Su sonrisa era brillante y hermosa, disipando al instante toda la penumbra en el corazón de Lu Zhu.
Azúcar había vuelto.
Él nunca volvería a tener una pesadilla de nuevo.
Después de más de veinte años, él podría dormir en paz.
La mirada de Qiao Nian cayó sobre la herida de Lu Zhu.
Frunció el ceño ligeramente y dijo en voz baja —Hermano, hace mucho viento afuera ahora.
Vamos a volver temprano.
¡Yo te ayudaré!
—Sí.
Qiao Nian sostuvo el brazo de Lu Zhu cariñosamente mientras volvían caminando.
Las luces de las farolas proyectaban una larga sombra sobre ambos.
Las luciérnagas en el cielo nocturno todavía brillaban intensamente.
De repente, parecía que el tiempo había pasado pacíficamente.
El Doctor Sha miró a Qiao Nian y a Lu Zhu y no pudo evitar derramar lágrimas.

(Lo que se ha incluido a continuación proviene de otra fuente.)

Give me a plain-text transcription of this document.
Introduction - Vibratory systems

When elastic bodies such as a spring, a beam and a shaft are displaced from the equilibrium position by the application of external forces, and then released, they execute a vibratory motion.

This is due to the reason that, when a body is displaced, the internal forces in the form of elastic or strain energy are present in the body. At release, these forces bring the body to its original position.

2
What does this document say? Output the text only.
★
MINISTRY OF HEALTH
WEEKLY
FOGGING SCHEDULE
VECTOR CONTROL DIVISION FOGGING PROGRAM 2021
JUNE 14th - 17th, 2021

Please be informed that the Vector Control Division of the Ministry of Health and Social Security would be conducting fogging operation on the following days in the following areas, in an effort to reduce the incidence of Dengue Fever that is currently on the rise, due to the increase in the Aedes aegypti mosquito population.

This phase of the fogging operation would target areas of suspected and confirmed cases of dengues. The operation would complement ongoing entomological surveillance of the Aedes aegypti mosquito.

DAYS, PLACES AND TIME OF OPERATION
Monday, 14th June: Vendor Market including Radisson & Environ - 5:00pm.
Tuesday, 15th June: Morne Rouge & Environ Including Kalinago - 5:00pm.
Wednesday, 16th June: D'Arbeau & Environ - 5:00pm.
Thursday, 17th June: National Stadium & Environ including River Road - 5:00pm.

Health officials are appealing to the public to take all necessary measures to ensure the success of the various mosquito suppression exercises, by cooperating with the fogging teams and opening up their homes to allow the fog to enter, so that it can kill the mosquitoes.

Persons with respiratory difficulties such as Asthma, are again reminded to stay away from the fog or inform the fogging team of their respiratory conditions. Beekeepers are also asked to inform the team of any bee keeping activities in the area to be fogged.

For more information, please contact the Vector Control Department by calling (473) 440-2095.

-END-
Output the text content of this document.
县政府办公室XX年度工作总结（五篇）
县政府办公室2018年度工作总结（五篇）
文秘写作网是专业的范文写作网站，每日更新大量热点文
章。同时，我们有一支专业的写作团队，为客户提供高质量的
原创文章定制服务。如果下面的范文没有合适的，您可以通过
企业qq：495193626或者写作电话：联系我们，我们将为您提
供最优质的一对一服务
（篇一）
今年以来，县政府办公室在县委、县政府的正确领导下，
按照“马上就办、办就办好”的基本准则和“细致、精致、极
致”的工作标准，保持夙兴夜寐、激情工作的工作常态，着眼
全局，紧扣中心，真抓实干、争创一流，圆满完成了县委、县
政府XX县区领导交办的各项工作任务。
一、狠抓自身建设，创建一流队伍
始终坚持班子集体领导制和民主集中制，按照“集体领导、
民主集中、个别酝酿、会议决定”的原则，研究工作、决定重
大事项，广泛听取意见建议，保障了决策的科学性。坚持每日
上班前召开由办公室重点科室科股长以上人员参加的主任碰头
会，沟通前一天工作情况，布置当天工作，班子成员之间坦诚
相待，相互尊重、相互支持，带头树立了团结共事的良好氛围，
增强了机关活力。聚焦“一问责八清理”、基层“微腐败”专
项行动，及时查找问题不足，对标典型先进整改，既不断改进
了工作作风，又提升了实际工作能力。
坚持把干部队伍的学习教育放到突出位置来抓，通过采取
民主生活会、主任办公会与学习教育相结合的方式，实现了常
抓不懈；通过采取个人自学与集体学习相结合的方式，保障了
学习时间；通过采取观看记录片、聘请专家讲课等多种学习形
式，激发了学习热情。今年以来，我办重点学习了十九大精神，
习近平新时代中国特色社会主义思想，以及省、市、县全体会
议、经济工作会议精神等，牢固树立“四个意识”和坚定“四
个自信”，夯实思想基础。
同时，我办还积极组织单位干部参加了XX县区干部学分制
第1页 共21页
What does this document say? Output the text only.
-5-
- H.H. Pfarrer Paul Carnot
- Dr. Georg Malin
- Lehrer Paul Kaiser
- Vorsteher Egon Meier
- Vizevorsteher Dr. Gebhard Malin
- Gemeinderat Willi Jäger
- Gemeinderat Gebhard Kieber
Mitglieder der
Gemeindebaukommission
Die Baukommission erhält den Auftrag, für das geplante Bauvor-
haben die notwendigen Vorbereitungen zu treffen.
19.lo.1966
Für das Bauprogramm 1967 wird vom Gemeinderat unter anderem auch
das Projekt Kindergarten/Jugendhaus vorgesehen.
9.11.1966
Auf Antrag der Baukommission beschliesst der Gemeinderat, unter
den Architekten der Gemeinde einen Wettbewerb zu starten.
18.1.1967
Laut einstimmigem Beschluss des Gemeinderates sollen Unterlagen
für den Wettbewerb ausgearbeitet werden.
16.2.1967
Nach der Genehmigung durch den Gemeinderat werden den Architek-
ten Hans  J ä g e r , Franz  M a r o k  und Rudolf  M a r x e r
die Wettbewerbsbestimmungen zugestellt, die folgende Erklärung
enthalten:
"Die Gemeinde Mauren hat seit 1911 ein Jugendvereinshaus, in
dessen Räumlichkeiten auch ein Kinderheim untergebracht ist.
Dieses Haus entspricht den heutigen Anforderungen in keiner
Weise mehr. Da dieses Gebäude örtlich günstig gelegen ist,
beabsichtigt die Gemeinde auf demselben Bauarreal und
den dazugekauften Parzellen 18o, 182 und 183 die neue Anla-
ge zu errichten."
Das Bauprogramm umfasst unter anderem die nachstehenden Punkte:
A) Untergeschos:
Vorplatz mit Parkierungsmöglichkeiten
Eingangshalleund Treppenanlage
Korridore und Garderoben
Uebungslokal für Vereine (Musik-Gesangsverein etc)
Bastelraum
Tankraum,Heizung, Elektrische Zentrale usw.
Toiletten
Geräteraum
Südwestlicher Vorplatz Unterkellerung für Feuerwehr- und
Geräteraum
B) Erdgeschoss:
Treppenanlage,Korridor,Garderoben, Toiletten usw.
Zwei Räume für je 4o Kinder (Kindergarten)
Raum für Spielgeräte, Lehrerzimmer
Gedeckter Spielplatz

La relación entre los hermanos era demasiado conmovedora.
Después de que Qiao Nian y Lu Zhu se fueron, Song Yue, que había estado escondida detrás de la colina falsa, sacó su silla de ruedas.
Song Yue miró la espalda de Qiao Nian con incredulidad.
Nunca había esperado que Qiao Nian fuera la hermana de Lu Zhu.